Effective warfare was underestimated

It also soon became clear that the Bush administration was underestimating the amount of effort that would have been needed to conduct war effectively. In one infamous moment in 2004 the National Guard Thomas Wilson confronted then Foreign Secretary Donald Rumsfeld that soldiers were being sent to Iraq without the necessary equipment to protect themselves from booby traps. The soldiers literally searched landfills to find armor on their own. Rumsfeld could only counter that one goes to war “with the army that one has, not with the army that one would like to have”.

The recently deceased Rumsfeld came under the media magnifying glass again in 2019 when the Washington Post published the so-called “Afghanistan Papers”, a treasure trove of internal government documents, which showed that in Washington no one believed in the victory in the Hindu Kush for a long time or even knew what the war aims were actually. The internals are peppered with Rumsfeld’s confessions that he “had no insight” into who “the good and the bad” were there. “Help!” He wrote in another memorandum.

On the one hand slogans, on the other hand reality

In public, however, President was confident of victory after President. But these slogans clashed with the reality, which was visible to all, of a foreign deployment that had fallen apart, which was not particularly conducive to trust in one’s own government. Meanwhile has only a quarter of all Americans have a general confidence in the competence of their own government.

The only way to keep the economy going abroad and on the home front was that it was financed on credit. This endangers national sovereignty, especially with regard to America’s major system competitor China. The Far Eastern superpower is the second largest US lender behind Japan after it started to invest heavily in US government bonds.

China’s entry into the WTO

That is why another 20th anniversary is much more decisive for the current geopolitical situation than the anniversary of September 11th. Exactly three months to the day after the attacks, China officially joined the World Trade Organization. This had the Accelerating the de-industrialization of America result and carries considerable risks for the defense capability of the USA, because even important components of the B-1 bomber as well as the F-16 and F-35 fighter jets are imported from China. The corona pandemic only crowned this reality when it was quickly realized that central supply chains for penicillin and other medical supplies originated in China.

This seemingly unstoppable advance of China was the basis that sparked Donald Trump’s slogan “Make America Great Again” so much among the formerly democratic voters of the de-industrialized American Midwest. Trump’s impetuous manner, on the other hand, resulted in a striking dynamic that has dominated the US discourse ever since: when he took a stand on something, progressive elites immediately took the opposite position. Since Trump said “Make America Great Again”, countered then-New York State Governor Andrew Cuomo in 2018that “America has never been great”.
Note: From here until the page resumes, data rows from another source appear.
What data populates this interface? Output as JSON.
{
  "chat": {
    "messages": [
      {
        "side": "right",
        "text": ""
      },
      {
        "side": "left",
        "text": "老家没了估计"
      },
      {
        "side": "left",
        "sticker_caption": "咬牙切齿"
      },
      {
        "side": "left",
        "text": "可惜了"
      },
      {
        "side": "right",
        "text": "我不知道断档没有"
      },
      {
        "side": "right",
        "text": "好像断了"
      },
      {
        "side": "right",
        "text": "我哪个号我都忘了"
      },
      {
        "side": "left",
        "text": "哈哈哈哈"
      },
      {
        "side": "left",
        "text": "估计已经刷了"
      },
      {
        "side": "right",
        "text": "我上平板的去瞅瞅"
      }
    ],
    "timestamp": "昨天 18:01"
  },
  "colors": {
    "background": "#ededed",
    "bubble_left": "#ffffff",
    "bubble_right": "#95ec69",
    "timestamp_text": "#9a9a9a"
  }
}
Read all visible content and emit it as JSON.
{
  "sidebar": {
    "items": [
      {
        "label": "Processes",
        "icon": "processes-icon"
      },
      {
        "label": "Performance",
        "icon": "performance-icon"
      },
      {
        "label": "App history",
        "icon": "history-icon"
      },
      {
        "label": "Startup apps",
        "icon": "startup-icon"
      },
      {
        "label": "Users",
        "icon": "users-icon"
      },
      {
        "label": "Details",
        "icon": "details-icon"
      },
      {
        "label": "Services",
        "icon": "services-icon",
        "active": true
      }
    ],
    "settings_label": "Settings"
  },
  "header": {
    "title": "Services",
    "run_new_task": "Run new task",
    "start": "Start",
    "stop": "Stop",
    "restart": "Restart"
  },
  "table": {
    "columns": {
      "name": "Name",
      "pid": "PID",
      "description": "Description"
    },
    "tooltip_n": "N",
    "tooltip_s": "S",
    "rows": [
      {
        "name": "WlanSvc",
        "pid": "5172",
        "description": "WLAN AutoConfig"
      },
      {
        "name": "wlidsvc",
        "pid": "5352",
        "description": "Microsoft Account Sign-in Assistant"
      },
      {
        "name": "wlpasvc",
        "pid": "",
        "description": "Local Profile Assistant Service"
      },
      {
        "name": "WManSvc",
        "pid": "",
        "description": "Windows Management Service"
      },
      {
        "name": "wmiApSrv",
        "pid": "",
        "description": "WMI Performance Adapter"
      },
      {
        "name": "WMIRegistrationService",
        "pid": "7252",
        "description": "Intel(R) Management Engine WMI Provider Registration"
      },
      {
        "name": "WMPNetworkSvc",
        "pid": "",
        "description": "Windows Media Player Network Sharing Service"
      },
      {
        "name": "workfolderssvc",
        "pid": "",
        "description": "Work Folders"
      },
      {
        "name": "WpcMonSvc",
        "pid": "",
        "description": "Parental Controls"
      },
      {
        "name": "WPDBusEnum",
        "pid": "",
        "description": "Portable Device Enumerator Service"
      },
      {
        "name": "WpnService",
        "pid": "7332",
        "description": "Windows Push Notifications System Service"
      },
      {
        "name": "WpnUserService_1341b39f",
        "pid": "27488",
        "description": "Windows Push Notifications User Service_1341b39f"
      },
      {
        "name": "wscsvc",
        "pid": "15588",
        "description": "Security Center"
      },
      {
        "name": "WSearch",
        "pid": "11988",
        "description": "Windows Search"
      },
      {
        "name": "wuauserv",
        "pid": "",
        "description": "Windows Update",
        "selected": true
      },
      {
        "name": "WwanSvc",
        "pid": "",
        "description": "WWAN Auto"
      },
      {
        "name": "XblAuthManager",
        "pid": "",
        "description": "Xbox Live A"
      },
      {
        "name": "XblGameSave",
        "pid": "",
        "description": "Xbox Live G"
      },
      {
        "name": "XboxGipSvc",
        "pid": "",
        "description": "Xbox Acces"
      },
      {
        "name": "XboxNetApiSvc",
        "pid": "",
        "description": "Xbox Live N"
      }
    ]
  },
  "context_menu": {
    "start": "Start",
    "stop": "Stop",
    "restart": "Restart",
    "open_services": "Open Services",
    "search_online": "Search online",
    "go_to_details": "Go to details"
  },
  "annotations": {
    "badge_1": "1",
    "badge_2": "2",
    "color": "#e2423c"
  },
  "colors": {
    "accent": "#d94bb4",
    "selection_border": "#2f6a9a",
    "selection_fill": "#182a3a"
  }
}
“Worst attack on our democracy”

It seemed that an important threshold had been crossed: once US politicians could only dream of winning elections by outdoing each other with patriotic pomp. Suddenly one feels far removed from the unconditional solidarity that united American society after the 9/11 attacks. A new wound has long since replaced the meaningful function of 9/11: Joe Biden called the storm on the Capitol on January 6th of this year the “worst attack on our democracy since the civil war“. And according to surveys, American citizens fear each other much more than the forgotten Islamist terrorists.

So can you imagine that Biden could ever give a speech that was as unifying as George W. Bush did 20 years ago? It would be much more likely that an attack on the US would only result in Republicans and Democrats falling into mutually irreconcilable explanations and that the current president would be insulted by its own citizensbefore he could even speak.

– .

Leave a Comment

This site uses Akismet to reduce spam. Learn how your comment data is processed.